The most recent arrival to the class is the Kawasaki Z-H2 in all its supercharged glory to sit at the top of their comprehensive range of naked bikes. If ever there is a manufacturer that is fully committed to the naked bike, it’s the boys and girls in green, and it’s not like they didn’t already have a fast naked bike already.

The Z1000 R makes the best part of 150bhp so is hardly what you’d call dull, but something or someone at head office decided that wasn’t enough, and a 200bhp fully loaded naked bike was needed; the Z-H2.

Speaking of ugly bikes, the Suzuki B-King won’t go down in history as one of their best-looking or memorable creations, but you can’t avoid the fact that there it was in 2007, comfortably the most powerful naked bike that money could buy. In fact, thanks to its Hayabusa engine detuned to a mere 160bhp, if it was on sale today, eight years after it was discontinued it would be more powerful than any of the naked offerings that Honda, Yamaha, Triumph, BMW and of course Suzuki themselves have today.

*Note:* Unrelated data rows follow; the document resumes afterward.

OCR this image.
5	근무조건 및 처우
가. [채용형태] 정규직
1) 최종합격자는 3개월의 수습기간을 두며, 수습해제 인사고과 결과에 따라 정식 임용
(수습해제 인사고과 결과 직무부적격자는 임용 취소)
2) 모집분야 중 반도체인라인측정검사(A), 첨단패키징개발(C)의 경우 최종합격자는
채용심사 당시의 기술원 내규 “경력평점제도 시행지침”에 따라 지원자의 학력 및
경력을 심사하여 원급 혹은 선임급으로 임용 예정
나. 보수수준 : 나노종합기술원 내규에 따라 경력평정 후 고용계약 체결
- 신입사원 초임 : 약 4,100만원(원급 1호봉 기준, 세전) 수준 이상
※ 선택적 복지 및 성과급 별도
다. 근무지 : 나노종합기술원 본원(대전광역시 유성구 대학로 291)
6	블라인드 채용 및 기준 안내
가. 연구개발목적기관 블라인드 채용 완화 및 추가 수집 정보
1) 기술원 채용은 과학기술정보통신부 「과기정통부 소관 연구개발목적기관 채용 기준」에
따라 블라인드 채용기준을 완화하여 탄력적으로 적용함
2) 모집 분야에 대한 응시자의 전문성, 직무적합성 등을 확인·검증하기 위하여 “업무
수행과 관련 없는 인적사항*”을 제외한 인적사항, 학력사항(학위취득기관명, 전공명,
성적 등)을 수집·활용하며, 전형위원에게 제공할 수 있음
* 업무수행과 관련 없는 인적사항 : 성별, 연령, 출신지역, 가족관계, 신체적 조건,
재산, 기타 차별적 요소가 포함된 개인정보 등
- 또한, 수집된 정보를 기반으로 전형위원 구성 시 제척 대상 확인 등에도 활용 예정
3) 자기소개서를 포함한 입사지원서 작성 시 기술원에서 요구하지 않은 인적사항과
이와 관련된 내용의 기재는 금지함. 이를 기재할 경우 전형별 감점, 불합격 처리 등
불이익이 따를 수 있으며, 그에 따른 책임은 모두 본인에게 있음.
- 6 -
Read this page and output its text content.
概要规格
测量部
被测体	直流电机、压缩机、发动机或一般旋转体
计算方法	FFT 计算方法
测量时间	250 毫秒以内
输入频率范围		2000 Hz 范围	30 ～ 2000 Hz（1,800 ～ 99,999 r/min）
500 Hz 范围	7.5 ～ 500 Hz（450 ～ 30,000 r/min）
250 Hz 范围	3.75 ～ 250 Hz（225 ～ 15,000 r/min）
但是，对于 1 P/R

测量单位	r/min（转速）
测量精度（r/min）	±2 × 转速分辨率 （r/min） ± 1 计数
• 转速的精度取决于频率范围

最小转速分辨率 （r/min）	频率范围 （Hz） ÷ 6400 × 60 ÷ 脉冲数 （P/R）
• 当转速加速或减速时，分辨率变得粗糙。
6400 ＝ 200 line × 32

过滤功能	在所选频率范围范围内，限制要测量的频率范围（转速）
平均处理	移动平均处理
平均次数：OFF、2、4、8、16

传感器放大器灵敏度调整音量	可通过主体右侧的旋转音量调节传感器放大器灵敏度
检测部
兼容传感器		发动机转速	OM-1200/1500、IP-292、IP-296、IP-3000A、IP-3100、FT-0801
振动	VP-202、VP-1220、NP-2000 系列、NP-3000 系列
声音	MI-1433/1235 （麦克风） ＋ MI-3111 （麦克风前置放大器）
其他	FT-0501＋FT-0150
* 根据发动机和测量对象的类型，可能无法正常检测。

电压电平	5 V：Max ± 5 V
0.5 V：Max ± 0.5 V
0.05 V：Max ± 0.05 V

Whatever the false starts, accidental designs, change in buying habits or debates about the wisdom in having a 200bhp motorbike with or without fairing, we are where we are, which is a far, far more exciting place than we were, even just five years ago. It is thanks entirely to the decisions taken by most manufacturers to expand their ranges by adding stupidly powerful and stupidly high-tech naked bikes to their line-ups. While superbikes have incrementally nudged their way up to or close to the magic number of 200bhp over a period of more than 10 years, the supernakeds have relatively just rocked up, fully grown and ready to boogie.

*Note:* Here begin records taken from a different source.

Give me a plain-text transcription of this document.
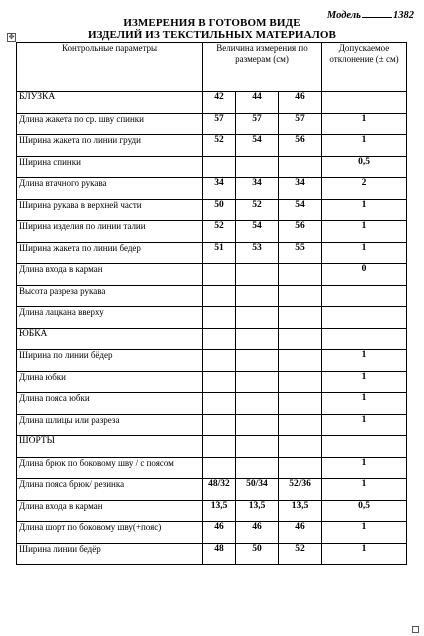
Модель	1382
ИЗМЕРЕНИЯ В ГОТОВОМ ВИДЕ
ИЗДЕЛИЙ ИЗ ТЕКСТИЛЬНЫХ МАТЕРИАЛОВ
✥
Контрольные параметры	Величина измерения по размерам (см)			Допускаемое отклонение (± см)
БЛУЗКА	42	44	46	
Длина жакета по ср. шву спинки	57	57	57	1
Ширина жакета по линии груди	52	54	56	1
Ширина спинки				0,5
Длина втачного рукава	34	34	34	2
Ширина рукава в верхней части	50	52	54	1
Ширина изделия по линии талии	52	54	56	1
Ширина жакета по линии бедер	51	53	55	1
Длина входа в карман				0
Высота разреза рукава				
Длина лацкана вверху				
ЮБКА				
Ширина по линии бёдер				1
Длина юбки				1
Длина пояса юбки				1
Длина шлицы или разреза				1
ШОРТЫ				
Длина брюк по боковому шву / с поясом				1
Длина пояса брюк/ резинка	48/32	50/34	52/36	1
Длина входа в карман	13,5	13,5	13,5	0,5
Длина шорт по боковому шву(+пояс)	46	46	46	1
Ширина линии бедёр	48	50	52	1
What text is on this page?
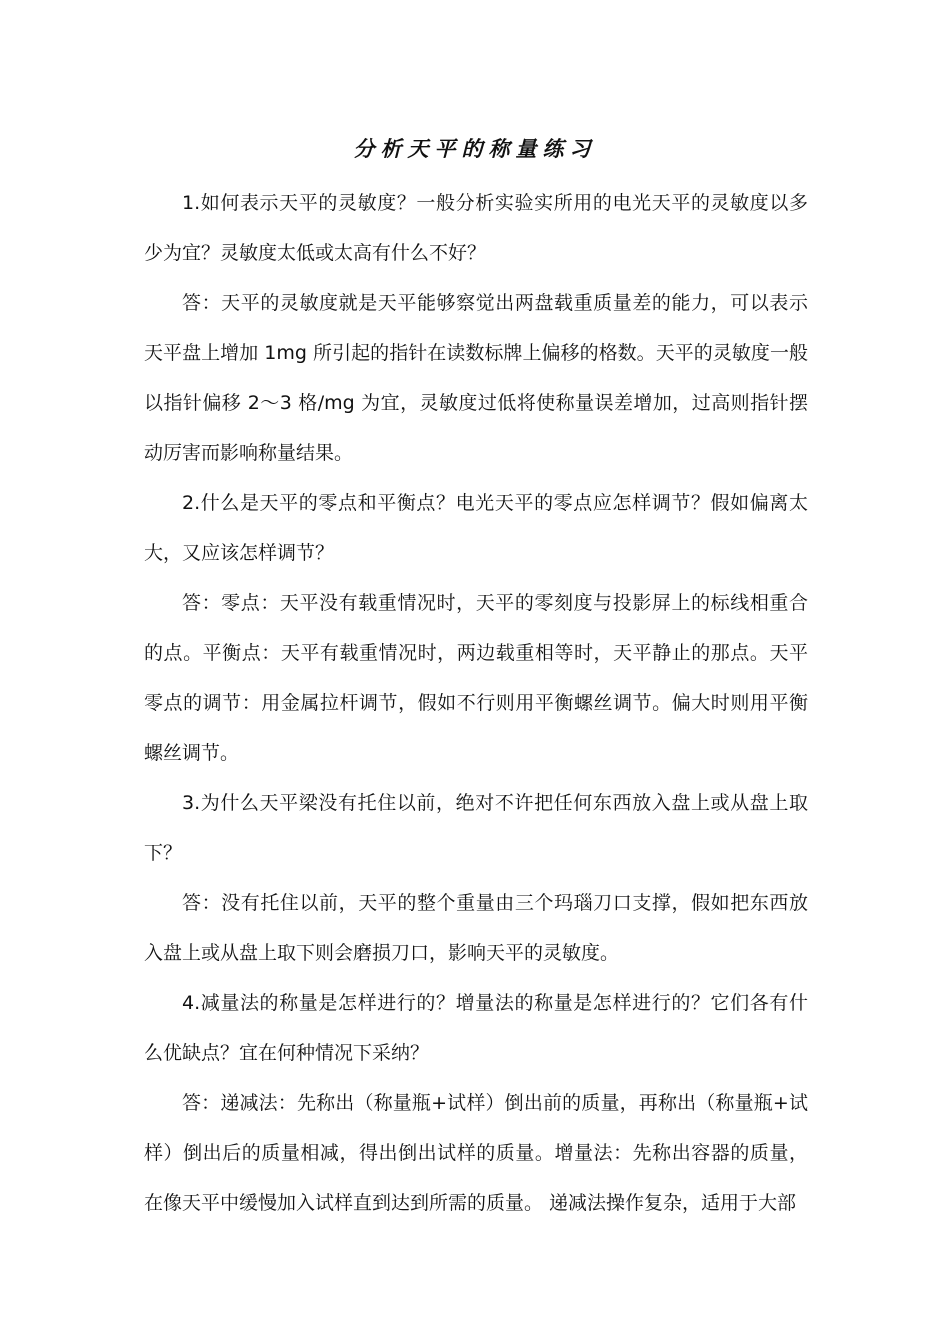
分析天平的称量练习

1.如何表示天平的灵敏度？一般分析实验实所用的电光天平的灵敏度以多少为宜？灵敏度太低或太高有什么不好？

答：天平的灵敏度就是天平能够察觉出两盘载重质量差的能力，可以表示天平盘上增加 1mg 所引起的指针在读数标牌上偏移的格数。天平的灵敏度一般以指针偏移 2～3 格/mg 为宜，灵敏度过低将使称量误差增加，过高则指针摆动厉害而影响称量结果。

2.什么是天平的零点和平衡点？电光天平的零点应怎样调节？假如偏离太大，又应该怎样调节？

答：零点：天平没有载重情况时，天平的零刻度与投影屏上的标线相重合的点。平衡点：天平有载重情况时，两边载重相等时，天平静止的那点。天平零点的调节：用金属拉杆调节，假如不行则用平衡螺丝调节。偏大时则用平衡螺丝调节。

3.为什么天平梁没有托住以前，绝对不许把任何东西放入盘上或从盘上取下？

答：没有托住以前，天平的整个重量由三个玛瑙刀口支撑，假如把东西放入盘上或从盘上取下则会磨损刀口，影响天平的灵敏度。

4.减量法的称量是怎样进行的？增量法的称量是怎样进行的？它们各有什么优缺点？宜在何种情况下采纳？

答：递减法：先称出（称量瓶+试样）倒出前的质量，再称出（称量瓶+试样）倒出后的质量相减，得出倒出试样的质量。增量法：先称出容器的质量，在像天平中缓慢加入试样直到达到所需的质量。 递减法操作复杂，适用于大部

Personally, I don’t subscribe to the whole “200bhp is too much for the road” argument. For me it’s much more about feeling in awe of the bike rather than what it is actually capable of. Of course, 200bhp is too much for the road, the truth is that it’s too much for the track too unless you’re using slicks, and even then the amount of time actually spent on the throttle stop is tiny, but that’s irrelevant; motorbikes are all about how they make you feel.

The feeling of going as fast as you can in the full and certain knowledge that what’s underneath you can go much faster is priceless, and the rise of the supernaked in the past few years makes getting that feeling easier, cheaper and in more comfort. Seriously, what’s not to like?